— Knysna – Raymond Domenech pubblica il suo diario su Netflix: “Gourcuff l'autistico”, “Anelka il gran cafone”
Knysna – Raymond Domenech pubblica il suo diario su Netflix: "Gourcuff l'autistico", "Anelka il gran cafone"

Lo scandalo di Knysna riemerge con un'intensità insolita. Nel documentario di Netflix L'autobus, la nazionale francese in scioperoIn un articolo dedicato al fiasco della nazionale francese ai Mondiali del 2010, Raymond Domenech rivela un documento particolarmente esplosivo: il suo diario di quel periodo. E le parole dell'ex allenatore sono senza filtri! In questi appunti personali, Domenech regola i conti con diversi giocatori, in particolare con Yoann Gourcuff e Nicolas Anelka, due figure centrali di quel periodo caotico.

Gourcuff duramente preso di mira dal giornale di Domenech.

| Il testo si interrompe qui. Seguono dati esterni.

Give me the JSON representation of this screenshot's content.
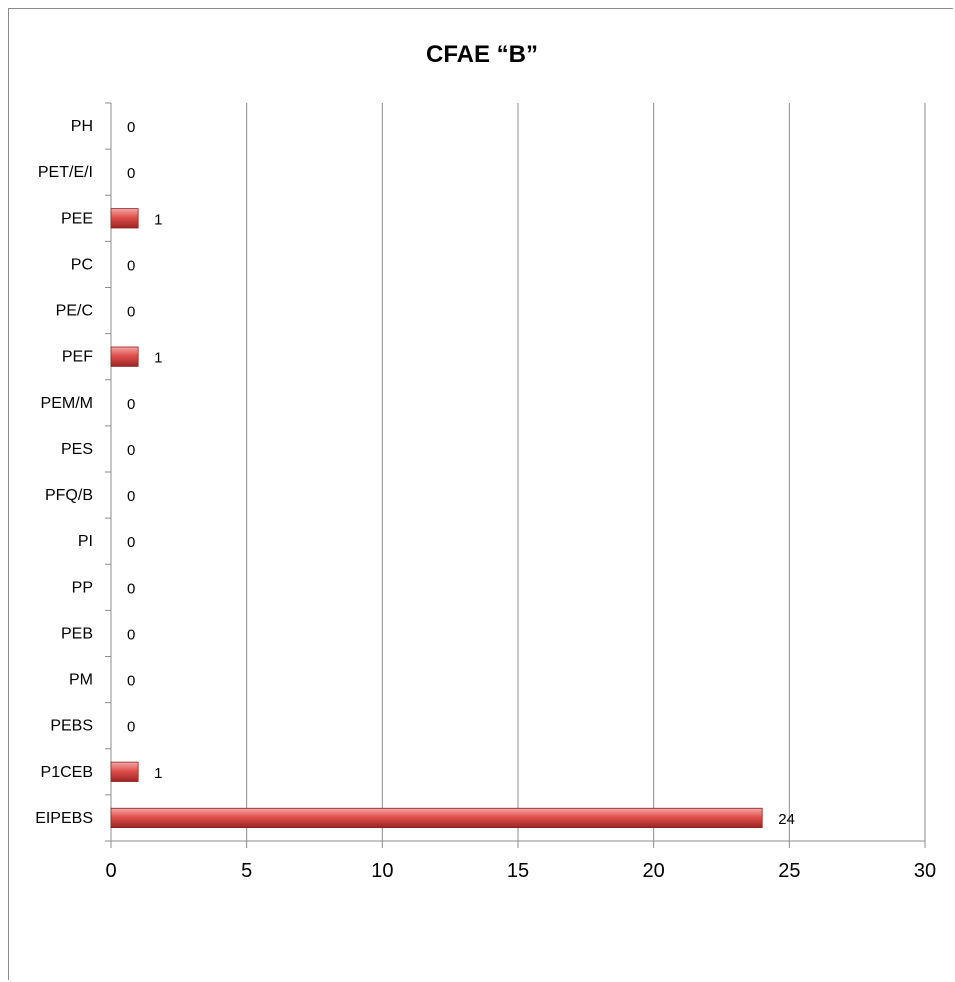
{
  "chart_data": {
    "type": "bar",
    "orientation": "horizontal",
    "title": "CFAE “B”",
    "xlabel": "",
    "ylabel": "",
    "categories": [
      "PH",
      "PET/E/I",
      "PEE",
      "PC",
      "PE/C",
      "PEF",
      "PEM/M",
      "PES",
      "PFQ/B",
      "PI",
      "PP",
      "PEB",
      "PM",
      "PEBS",
      "P1CEB",
      "EIPEBS"
    ],
    "values": [
      0,
      0,
      1,
      0,
      0,
      1,
      0,
      0,
      0,
      0,
      0,
      0,
      0,
      0,
      1,
      24
    ],
    "xlim": [
      0,
      30
    ],
    "xticks": [
      "0",
      "5",
      "10",
      "15",
      "20",
      "25",
      "30"
    ],
    "grid": "vertical",
    "legend": "none",
    "bar_color": "#e0504d",
    "data_labels": true
  }
}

Raymond Domenech critica duramente Yoann Gourcuff. Nel suo diario, fornito a Netflix per il documentario su Knysna, si legge: "Gourcuff, che idiota. Prima era leggermente autistico, poi è diventato un idiota." Una dichiarazione che sconvolge tanto per la sua violenza quanto per il suo linguaggio. Gourcuff, già all'epoca presentato come un giocatore eccezionale nello spogliatoio, appare qui come una delle ossessioni dell'allenatore.

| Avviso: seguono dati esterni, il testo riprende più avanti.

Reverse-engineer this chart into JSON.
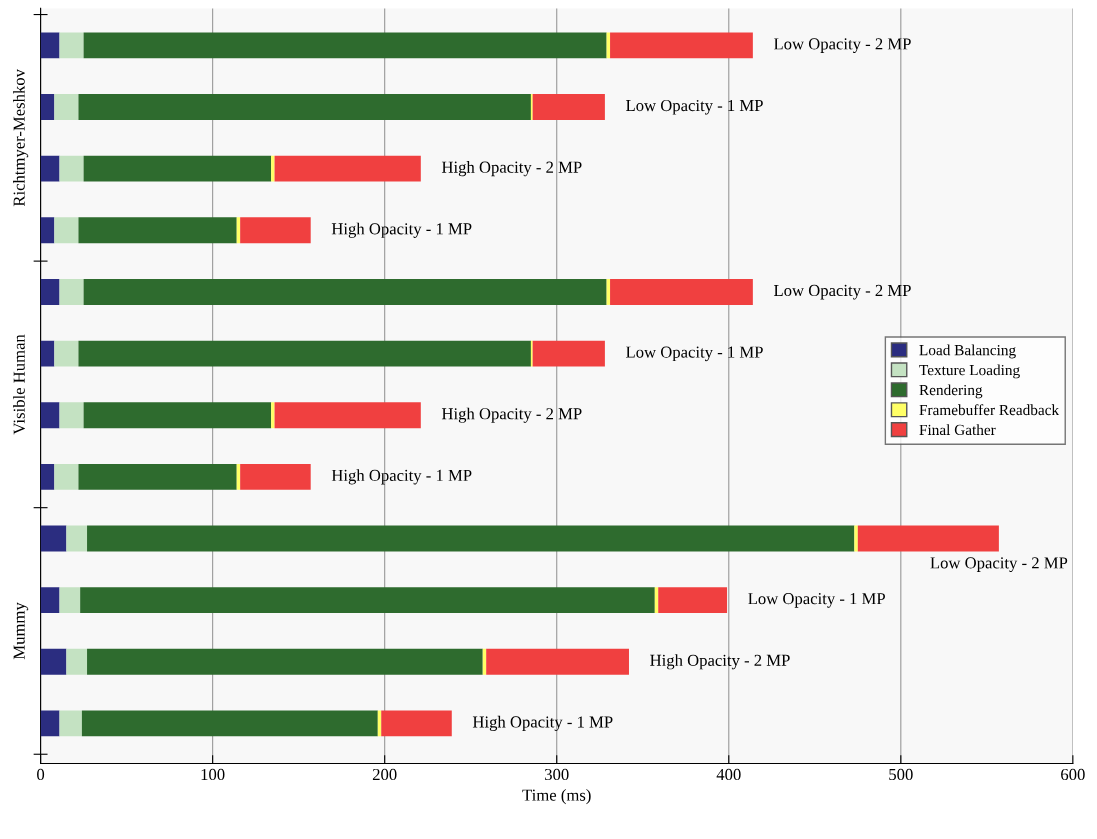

Queste parole dipingono un quadro terribile dell'atmosfera interna della nazionale francese nel 2010: un gruppo frammentato, un allenatore esasperato, giocatori che non si capiscono più e una tensione permanente che prima o poi esploderà apertamente.

Anelka, l'altro bersaglio della rabbia

Nicolas Anelka, al centro dello scandalo dopo l'alterco con Raymond Domenech nell'intervallo della partita Francia-Messico, è anch'egli nel mirino del giornale. Domenech scrive: "Anelka mi è passato accanto senza nemmeno guardarmi. Che idiota. È un vero stronzo." Queste frasi dimostrano quanto fosse già compromesso il rapporto tra l'allenatore e il suo attaccante.

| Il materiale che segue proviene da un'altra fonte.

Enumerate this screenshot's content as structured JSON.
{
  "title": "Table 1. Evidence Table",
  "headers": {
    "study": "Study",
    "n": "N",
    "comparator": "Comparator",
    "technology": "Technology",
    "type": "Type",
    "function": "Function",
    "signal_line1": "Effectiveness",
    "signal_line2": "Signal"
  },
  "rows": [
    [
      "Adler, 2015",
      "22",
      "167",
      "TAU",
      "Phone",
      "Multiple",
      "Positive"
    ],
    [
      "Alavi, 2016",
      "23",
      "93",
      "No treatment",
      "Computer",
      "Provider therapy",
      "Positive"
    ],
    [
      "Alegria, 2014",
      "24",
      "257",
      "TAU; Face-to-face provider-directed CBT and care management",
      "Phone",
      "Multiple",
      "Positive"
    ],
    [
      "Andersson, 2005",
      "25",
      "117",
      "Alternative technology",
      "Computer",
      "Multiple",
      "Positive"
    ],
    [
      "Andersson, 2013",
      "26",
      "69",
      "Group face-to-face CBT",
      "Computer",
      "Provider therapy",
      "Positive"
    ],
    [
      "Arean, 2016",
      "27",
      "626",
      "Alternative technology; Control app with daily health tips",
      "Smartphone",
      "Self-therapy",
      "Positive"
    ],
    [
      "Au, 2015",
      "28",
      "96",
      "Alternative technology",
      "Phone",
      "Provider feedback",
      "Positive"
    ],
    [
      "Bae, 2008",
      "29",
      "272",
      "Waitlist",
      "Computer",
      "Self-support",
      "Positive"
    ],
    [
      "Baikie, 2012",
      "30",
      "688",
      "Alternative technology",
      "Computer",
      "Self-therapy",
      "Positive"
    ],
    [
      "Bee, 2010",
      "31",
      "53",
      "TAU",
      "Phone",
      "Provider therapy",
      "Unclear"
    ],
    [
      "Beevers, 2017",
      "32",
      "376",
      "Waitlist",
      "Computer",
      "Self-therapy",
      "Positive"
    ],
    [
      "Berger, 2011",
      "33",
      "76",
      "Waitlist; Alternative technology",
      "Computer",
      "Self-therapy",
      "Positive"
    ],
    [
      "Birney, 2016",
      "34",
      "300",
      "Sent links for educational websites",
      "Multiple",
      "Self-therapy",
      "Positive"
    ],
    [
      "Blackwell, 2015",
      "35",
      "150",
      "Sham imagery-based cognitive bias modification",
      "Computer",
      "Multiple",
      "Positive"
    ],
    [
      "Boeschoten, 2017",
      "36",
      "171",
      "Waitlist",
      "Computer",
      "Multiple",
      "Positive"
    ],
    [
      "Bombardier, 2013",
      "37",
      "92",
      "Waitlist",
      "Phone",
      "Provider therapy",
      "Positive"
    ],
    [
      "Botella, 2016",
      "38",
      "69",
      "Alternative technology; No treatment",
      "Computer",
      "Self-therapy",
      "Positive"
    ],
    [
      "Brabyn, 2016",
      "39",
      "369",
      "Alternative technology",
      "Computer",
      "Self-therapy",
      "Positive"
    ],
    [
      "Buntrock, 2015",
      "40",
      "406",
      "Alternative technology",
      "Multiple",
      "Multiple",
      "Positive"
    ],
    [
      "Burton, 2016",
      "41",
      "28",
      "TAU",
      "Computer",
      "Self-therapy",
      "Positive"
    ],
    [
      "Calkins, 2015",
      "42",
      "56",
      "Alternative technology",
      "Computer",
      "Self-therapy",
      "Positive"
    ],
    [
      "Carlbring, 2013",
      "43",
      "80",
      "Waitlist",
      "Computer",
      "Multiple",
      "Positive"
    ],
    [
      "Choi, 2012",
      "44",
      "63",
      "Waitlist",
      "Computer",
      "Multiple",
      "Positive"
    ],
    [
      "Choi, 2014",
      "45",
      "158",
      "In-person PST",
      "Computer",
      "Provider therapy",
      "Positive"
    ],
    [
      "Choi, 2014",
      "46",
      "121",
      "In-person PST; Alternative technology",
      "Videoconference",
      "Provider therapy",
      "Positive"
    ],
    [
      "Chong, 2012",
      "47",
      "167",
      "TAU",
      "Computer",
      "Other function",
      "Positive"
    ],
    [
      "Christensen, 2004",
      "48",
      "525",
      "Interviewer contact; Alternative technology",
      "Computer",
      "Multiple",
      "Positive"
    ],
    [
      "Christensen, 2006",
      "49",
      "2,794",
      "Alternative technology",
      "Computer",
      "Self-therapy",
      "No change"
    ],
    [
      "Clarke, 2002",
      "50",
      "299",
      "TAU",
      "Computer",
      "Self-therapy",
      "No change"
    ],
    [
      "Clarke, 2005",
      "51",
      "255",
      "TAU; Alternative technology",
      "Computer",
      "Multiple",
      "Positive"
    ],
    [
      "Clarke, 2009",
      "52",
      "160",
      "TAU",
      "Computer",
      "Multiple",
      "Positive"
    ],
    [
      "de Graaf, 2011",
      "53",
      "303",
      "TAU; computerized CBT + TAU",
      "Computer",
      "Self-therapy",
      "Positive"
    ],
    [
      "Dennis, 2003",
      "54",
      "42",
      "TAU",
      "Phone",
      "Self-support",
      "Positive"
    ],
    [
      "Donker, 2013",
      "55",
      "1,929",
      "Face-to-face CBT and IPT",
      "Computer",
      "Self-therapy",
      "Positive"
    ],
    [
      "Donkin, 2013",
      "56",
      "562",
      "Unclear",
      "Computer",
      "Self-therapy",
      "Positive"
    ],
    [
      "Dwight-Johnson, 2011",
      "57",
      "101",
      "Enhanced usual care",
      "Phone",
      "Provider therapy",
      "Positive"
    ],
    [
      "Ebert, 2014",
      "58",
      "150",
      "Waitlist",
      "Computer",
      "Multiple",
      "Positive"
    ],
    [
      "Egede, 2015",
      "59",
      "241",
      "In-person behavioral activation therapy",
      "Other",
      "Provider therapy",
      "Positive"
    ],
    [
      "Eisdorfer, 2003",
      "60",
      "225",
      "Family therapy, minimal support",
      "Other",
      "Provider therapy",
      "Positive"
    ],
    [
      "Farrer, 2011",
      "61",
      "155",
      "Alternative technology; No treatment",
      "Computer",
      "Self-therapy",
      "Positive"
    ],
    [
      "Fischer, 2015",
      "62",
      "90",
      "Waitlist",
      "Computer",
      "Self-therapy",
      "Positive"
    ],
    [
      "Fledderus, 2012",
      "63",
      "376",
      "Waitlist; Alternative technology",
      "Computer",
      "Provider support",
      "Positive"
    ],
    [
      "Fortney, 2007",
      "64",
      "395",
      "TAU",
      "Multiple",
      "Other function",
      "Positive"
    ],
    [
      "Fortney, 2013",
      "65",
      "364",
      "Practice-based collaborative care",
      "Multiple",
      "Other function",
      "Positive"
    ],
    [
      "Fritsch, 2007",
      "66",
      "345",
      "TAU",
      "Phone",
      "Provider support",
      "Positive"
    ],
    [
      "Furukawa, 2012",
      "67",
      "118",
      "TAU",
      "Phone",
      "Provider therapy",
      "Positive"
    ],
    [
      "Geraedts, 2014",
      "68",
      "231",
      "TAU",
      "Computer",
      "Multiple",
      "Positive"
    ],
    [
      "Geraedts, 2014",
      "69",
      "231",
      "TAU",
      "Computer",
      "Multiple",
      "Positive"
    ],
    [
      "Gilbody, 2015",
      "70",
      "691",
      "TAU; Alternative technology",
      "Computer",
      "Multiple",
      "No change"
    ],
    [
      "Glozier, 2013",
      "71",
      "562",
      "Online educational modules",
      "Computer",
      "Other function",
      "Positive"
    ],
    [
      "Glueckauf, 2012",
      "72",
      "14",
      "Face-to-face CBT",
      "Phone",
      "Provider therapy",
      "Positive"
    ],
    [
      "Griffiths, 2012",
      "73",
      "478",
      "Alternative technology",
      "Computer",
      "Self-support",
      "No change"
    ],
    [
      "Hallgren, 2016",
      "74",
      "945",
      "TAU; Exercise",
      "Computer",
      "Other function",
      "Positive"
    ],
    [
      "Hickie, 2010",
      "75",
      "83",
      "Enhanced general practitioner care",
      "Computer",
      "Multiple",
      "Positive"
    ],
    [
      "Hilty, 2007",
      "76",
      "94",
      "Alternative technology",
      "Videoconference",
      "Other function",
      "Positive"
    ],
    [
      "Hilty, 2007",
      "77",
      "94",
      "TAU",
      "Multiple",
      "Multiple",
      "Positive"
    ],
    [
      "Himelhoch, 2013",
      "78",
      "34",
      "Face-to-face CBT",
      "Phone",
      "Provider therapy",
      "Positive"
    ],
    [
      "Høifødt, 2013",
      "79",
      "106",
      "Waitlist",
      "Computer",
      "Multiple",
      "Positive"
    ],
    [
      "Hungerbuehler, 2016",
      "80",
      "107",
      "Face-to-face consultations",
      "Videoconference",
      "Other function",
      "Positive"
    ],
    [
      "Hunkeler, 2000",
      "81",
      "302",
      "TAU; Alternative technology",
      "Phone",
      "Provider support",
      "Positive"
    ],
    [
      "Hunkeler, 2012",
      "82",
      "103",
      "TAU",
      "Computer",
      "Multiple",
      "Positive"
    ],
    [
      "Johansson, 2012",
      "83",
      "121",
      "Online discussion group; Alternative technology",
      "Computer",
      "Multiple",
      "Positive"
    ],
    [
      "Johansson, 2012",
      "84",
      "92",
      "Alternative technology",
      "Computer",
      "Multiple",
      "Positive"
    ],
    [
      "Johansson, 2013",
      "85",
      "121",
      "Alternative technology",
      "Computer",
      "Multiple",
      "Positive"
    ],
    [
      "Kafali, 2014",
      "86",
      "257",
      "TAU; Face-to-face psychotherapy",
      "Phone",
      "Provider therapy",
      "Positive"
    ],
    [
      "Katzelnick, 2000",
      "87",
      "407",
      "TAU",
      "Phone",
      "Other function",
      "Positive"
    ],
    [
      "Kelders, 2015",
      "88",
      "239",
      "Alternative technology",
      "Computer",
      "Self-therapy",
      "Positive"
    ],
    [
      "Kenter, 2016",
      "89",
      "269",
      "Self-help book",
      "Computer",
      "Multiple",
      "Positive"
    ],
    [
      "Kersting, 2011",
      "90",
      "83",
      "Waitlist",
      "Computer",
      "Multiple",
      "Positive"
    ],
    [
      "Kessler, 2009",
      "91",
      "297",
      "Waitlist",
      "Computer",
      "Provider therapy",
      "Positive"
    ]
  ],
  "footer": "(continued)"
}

La prima pagina di il teamil trauma assoluto

Il documentario rivisita anche la famosa prima pagina di il teamche è diventata una delle più famose nella storia del calcio francese: "VAI A FARTI FOTTERE, SPORCO FIGLIO DI PUTTANA"Questa dichiarazione, attribuita dal quotidiano sportivo a Nicolas Anelka in riferimento a Raymond Domenech, scatenò un vero e proprio terremoto politico. In seguito alla sua pubblicazione, Anelka fu escluso dalla nazionale francese. Per tutta risposta, i giocatori si rifiutarono di allenarsi e rimasero sull'autobus. L'immagine divenne tristemente storica: la nazionale francese in sciopero, davanti alle telecamere di tutto il mondo.

Nel documentario di Netflix, Raymond Domenech riflette su questa prima pagina con parole molto forti: "Terribile. Quella cosa ha rovinato la vita di tutta la mia famiglia per anni."

L'autobus, simbolo di un disastro nazionale

Il titolo del documentario, L'autobus, la nazionale francese in scioperoSi riferisce ovviamente a quella scena ormai leggendaria: i giocatori della nazionale francese chiusi dentro il loro autobus, che si rifiutano di scendere per allenarsi. Questo momento rimane uno dei più grandi fiaschi nella storia dello sport francese. Incarna tutto: la crisi di autorità di Domenech, la rabbia dei giocatori, l'esclusione di Anelka, la sfiducia nella Federazione, la pressione dei media e la sensazione di un'intera nazione tradita dalla propria nazionale.

Sedici anni dopo, Knysna rimane un trauma per la Francia. E queste nuove dichiarazioni di Domenech ci ricordano una cosa: l'autobus non è stato l'inizio dello scandalo, ma il punto di rottura.